Overview
The fetch_company_filings.py script retrieves regulatory filings (annual reports, quarterly results, compliance filings) for each stock from two separate API endpoints and intelligently merges them to maximize data coverage. This hybrid approach ensures comprehensive filing coverage.
Purpose
Fetches company regulatory filings including:
- Annual Reports
- Quarterly Results (PDF filings)
- Board Meeting Intimations
- SEBI Reg 7(2) Insider Trading disclosures
- Corporate Governance Reports
- LODR (Listing Obligations and Disclosure Requirements) filings
API Endpoints
Endpoint 1: Legacy Company Filings
https://ow-static-scanx.dhan.co/staticscanx/company_filings
Endpoint 2: LODR Filings
https://ow-static-scanx.dhan.co/staticscanx/lodr
Request Payload
{
"data": {
"isin": "<ISIN>",
"pg_no": 1,
"count": 100
}
}
Parameters
ISIN code of the security
Page number for pagination
Number of filings to retrieve (maximum tested: 100)
Output Files
company_filings/{SYMBOL}_filings.json
Per-stock filing data with structure:{
"code": 0,
"data": [
{
"news_id": "unique_id",
"news_date": "2024-01-15",
"caption": "Annual Report 2023-24",
"descriptor": "Financial Results",
"file_url": "https://www.bseindia.com/..."
}
]
}
Sorted by news_date (descending - latest first). Deduplicated by news_id + news_date + caption.
Function Signature
def fetch_filings(item):
"""
Fetches filings for a single stock from both endpoints and merges.
Args:
item (dict): Stock object with 'Symbol' and 'ISIN' keys
Returns:
str: Status - "success", "skipped", or "empty"
Process:
1. Check if filing exists and FORCE_UPDATE flag
2. Fetch from /company_filings endpoint
3. Fetch from /lodr endpoint
4. Merge and deduplicate by (news_id, date, caption)

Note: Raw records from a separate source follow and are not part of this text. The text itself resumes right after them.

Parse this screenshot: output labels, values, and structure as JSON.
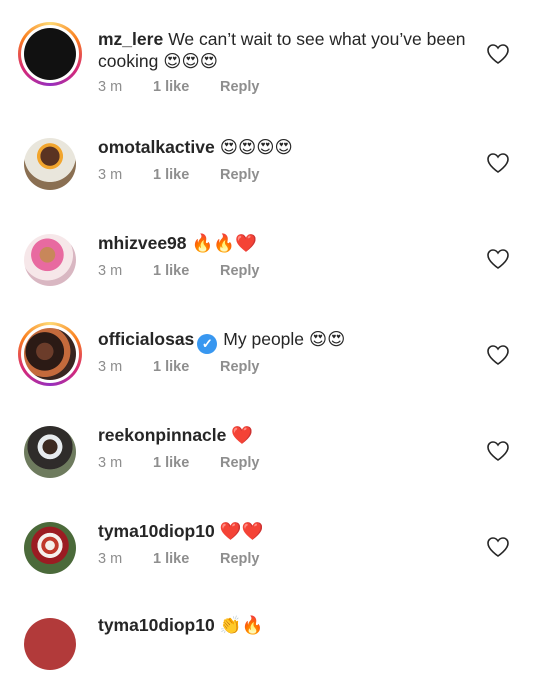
{
  "comments": [
    {
      "username": "mz_lere",
      "text": "We can’t wait to see what you’ve been cooking",
      "emoji": "😍😍😍",
      "time": "3 m",
      "likes": "1 like",
      "reply": "Reply",
      "verified": false,
      "has_story": true
    },
    {
      "username": "omotalkactive",
      "text": "",
      "emoji": "😍😍😍😍",
      "time": "3 m",
      "likes": "1 like",
      "reply": "Reply",
      "verified": false,
      "has_story": false
    },
    {
      "username": "mhizvee98",
      "text": "",
      "emoji": "🔥🔥❤️",
      "time": "3 m",
      "likes": "1 like",
      "reply": "Reply",
      "verified": false,
      "has_story": false
    },
    {
      "username": "officialosas",
      "text": "My people",
      "emoji": "😍😍",
      "time": "3 m",
      "likes": "1 like",
      "reply": "Reply",
      "verified": true,
      "has_story": true
    },
    {
      "username": "reekonpinnacle",
      "text": "",
      "emoji": "❤️",
      "time": "3 m",
      "likes": "1 like",
      "reply": "Reply",
      "verified": false,
      "has_story": false
    },
    {
      "username": "tyma10diop10",
      "text": "",
      "emoji": "❤️❤️",
      "time": "3 m",
      "likes": "1 like",
      "reply": "Reply",
      "verified": false,
      "has_story": false
    }
  ],
  "partial_next": {
    "username": "tyma10diop10",
    "emoji": "👏🔥"
  },
  "icons": {
    "like": "heart-outline-icon",
    "verified": "verified-badge-icon"
  },
  "colors": {
    "text": "#262626",
    "meta": "#8e8e8e",
    "verified": "#3897f0",
    "heart_red": "#ed4956"
  }
}
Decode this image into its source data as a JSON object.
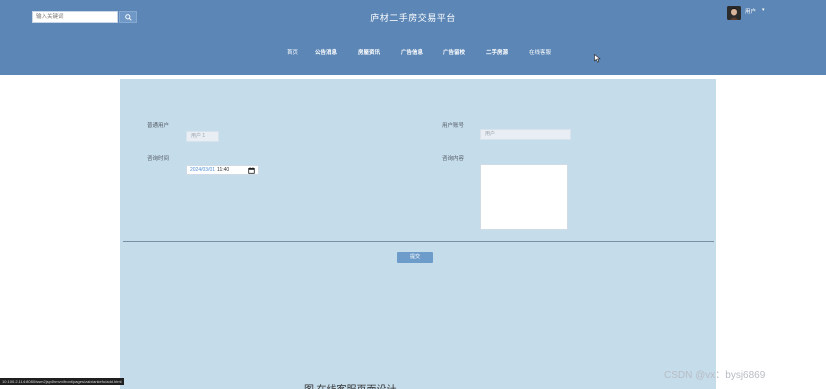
{
  "header": {
    "search_placeholder": "输入关键词",
    "site_title": "庐材二手房交易平台",
    "user_name": "用户"
  },
  "nav": {
    "items": [
      {
        "label": "首页",
        "bold": false
      },
      {
        "label": "公告消息",
        "bold": true
      },
      {
        "label": "房屋资讯",
        "bold": true
      },
      {
        "label": "广告信息",
        "bold": true
      },
      {
        "label": "广告留校",
        "bold": true
      },
      {
        "label": "二手房源",
        "bold": true
      },
      {
        "label": "在线客服",
        "bold": false
      }
    ]
  },
  "form": {
    "user_label": "普通用户",
    "user_value": "用户 1",
    "account_label": "用户账号",
    "account_value": "用户",
    "time_label": "咨询时间",
    "date_value": "2024/03/01",
    "time_value": "11:40",
    "content_label": "咨询内容",
    "submit_label": "提交"
  },
  "footer": {
    "status_url": "10.100.2.114:8080/ssm2jsp4hmvn/front/pages/zaixiankefu/add.html",
    "watermark": "CSDN @vx：bysj6869",
    "caption": "图          在线客服页面设计"
  },
  "colors": {
    "header_bg": "#5b86b6",
    "panel_bg": "#c5dceb",
    "button_bg": "#6d9ccb"
  }
}
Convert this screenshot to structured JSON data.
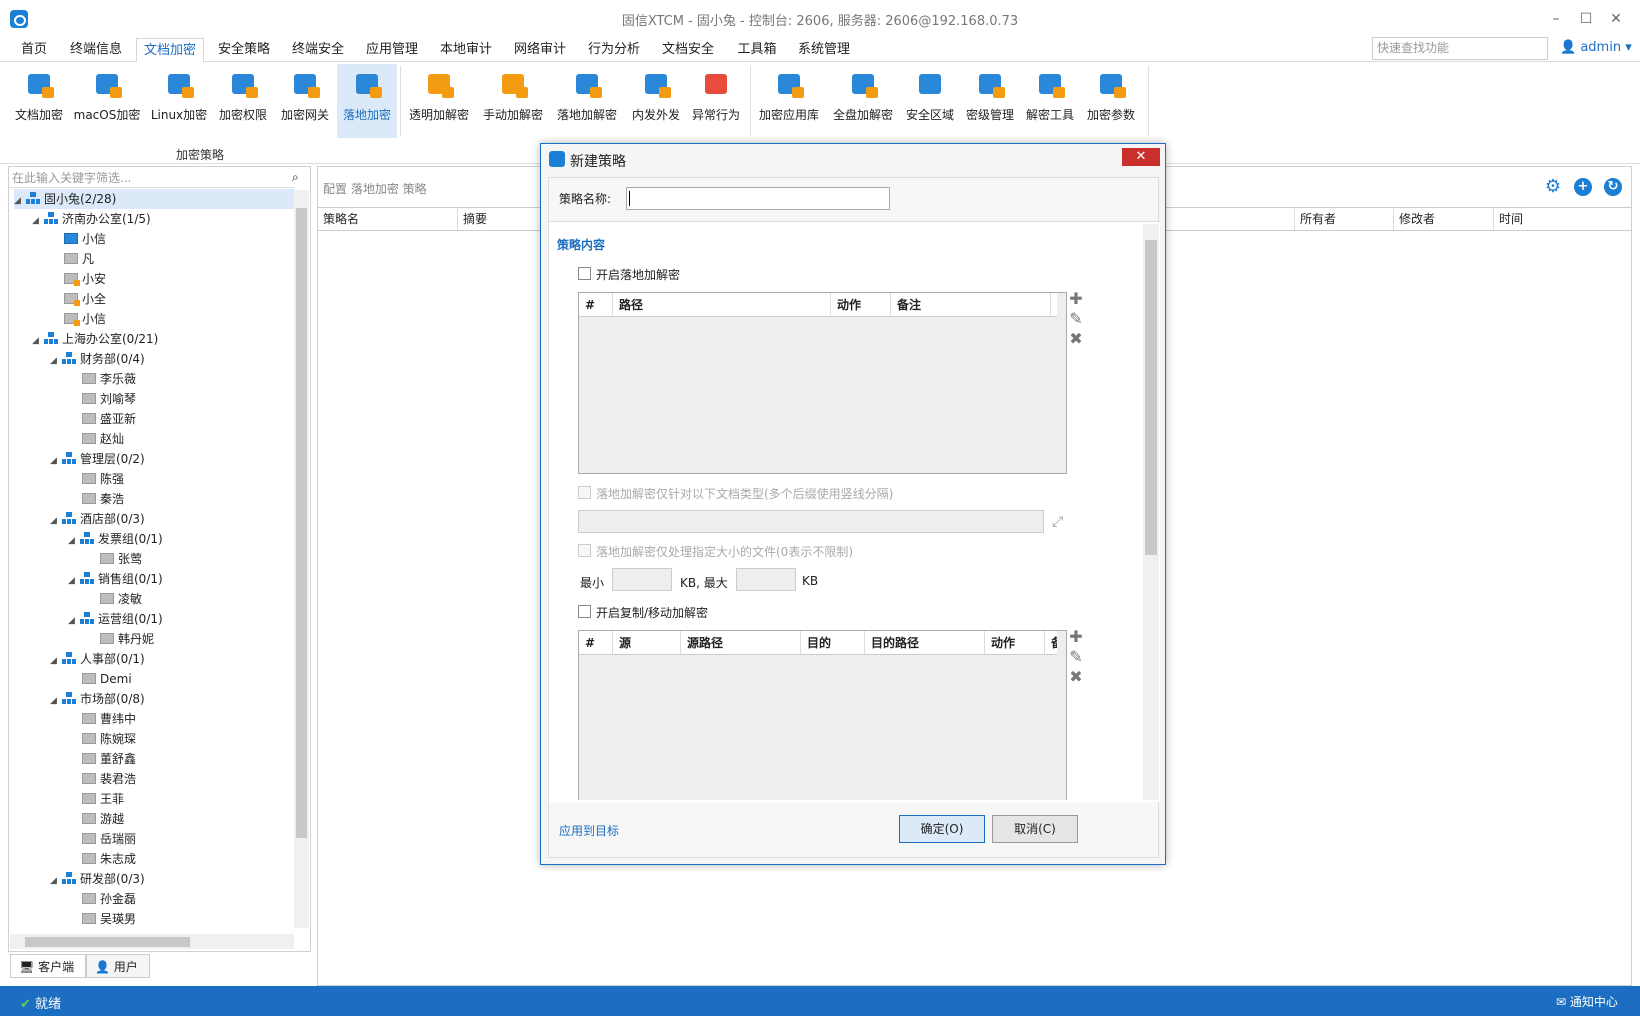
{
  "window": {
    "title": "固信XTCM - 固小兔 - 控制台: 2606, 服务器: 2606@192.168.0.73"
  },
  "menu": [
    "首页",
    "终端信息",
    "文档加密",
    "安全策略",
    "终端安全",
    "应用管理",
    "本地审计",
    "网络审计",
    "行为分析",
    "文档安全",
    "工具箱",
    "系统管理"
  ],
  "quick_search_placeholder": "快速查找功能",
  "user": "admin",
  "ribbon": {
    "buttons": [
      "文档加密",
      "macOS加密",
      "Linux加密",
      "加密权限",
      "加密网关",
      "落地加密",
      "透明加解密",
      "手动加解密",
      "落地加解密",
      "内发外发",
      "异常行为",
      "加密应用库",
      "全盘加解密",
      "安全区域",
      "密级管理",
      "解密工具",
      "加密参数"
    ],
    "group_label": "加密策略"
  },
  "tree": {
    "search_placeholder": "在此输入关键字筛选...",
    "rows": [
      "固小兔(2/28)",
      "济南办公室(1/5)",
      "小信",
      "凡",
      "小安",
      "小全",
      "小信",
      "上海办公室(0/21)",
      "财务部(0/4)",
      "李乐薇",
      "刘喻琴",
      "盛亚新",
      "赵灿",
      "管理层(0/2)",
      "陈强",
      "秦浩",
      "酒店部(0/3)",
      "发票组(0/1)",
      "张莺",
      "销售组(0/1)",
      "凌敏",
      "运营组(0/1)",
      "韩丹妮",
      "人事部(0/1)",
      "Demi",
      "市场部(0/8)",
      "曹纬中",
      "陈婉琛",
      "董舒鑫",
      "裴君浩",
      "王菲",
      "游越",
      "岳瑞丽",
      "朱志成",
      "研发部(0/3)",
      "孙金磊",
      "吴瑛男"
    ]
  },
  "panel_tabs": [
    "客户端",
    "用户"
  ],
  "breadcrumb": "配置 落地加密 策略",
  "grid_columns": [
    "策略名",
    "摘要",
    "所有者",
    "修改者",
    "时间"
  ],
  "status": {
    "text": "就绪",
    "notify": "通知中心"
  },
  "dialog": {
    "title": "新建策略",
    "name_label": "策略名称:",
    "section": "策略内容",
    "enable_label": "开启落地加解密",
    "table1_cols": [
      "#",
      "路径",
      "动作",
      "备注"
    ],
    "types_label": "落地加解密仅针对以下文档类型(多个后缀使用竖线分隔)",
    "size_label": "落地加解密仅处理指定大小的文件(0表示不限制)",
    "min_label": "最小",
    "kb_max_label": "KB, 最大",
    "kb_label": "KB",
    "copy_label": "开启复制/移动加解密",
    "table2_cols": [
      "#",
      "源",
      "源路径",
      "目的",
      "目的路径",
      "动作",
      "备"
    ],
    "apply_link": "应用到目标",
    "ok": "确定(O)",
    "cancel": "取消(C)"
  }
}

5. Sort by date descending
6. Save to company_filings/{SYMBOL}_filings.json
"""
Dependencies
requests - HTTP client
json - JSON processing
os - File operations
time - Performance tracking
concurrent.futures.ThreadPoolExecutor - Parallel execution
pipeline_utils.BASE_DIR - Base directory path
pipeline_utils.get_headers() - Standard API headers
master_isin_map.json - ISIN to Symbol mapping
Threading Configuration
Number of concurrent threads for parallel fetching
If true, refreshes all filings even if file exists. Set to false to skip existing files.
Code Example
import json
import requests
import os
from concurrent.futures import ThreadPoolExecutor, as_completed
from pipeline_utils import BASE_DIR, get_headers
INPUT_FILE = os.path.join(BASE_DIR, "master_isin_map.json")
OUTPUT_DIR = os.path.join(BASE_DIR, "company_filings")
MAX_THREADS = 20
def fetch_filings(item):
symbol = item.get("Symbol")
isin = item.get("ISIN")
if not symbol or not isin:
return None
output_path = os.path.join(OUTPUT_DIR, f"{symbol}_filings.json")
headers = get_headers()
# Fetch from Endpoint 1 (/company_filings)
url1 = "https://ow-static-scanx.dhan.co/staticscanx/company_filings"
data1 = []
try:
payload1 = {"data": {"isin": isin, "pg_no": 1, "count": 100}}
res1 = requests.post(url1, json=payload1, headers=headers, timeout=10)
if res1.status_code == 200:
data1 = res1.json().get("data", []) or []
except:
pass
# Fetch from Endpoint 2 (/lodr)
url2 = "https://ow-static-scanx.dhan.co/staticscanx/lodr"
data2 = []
try:
payload2 = {"data": {"isin": isin, "pg_no": 1, "count": 100}}
res2 = requests.post(url2, json=payload2, headers=headers, timeout=10)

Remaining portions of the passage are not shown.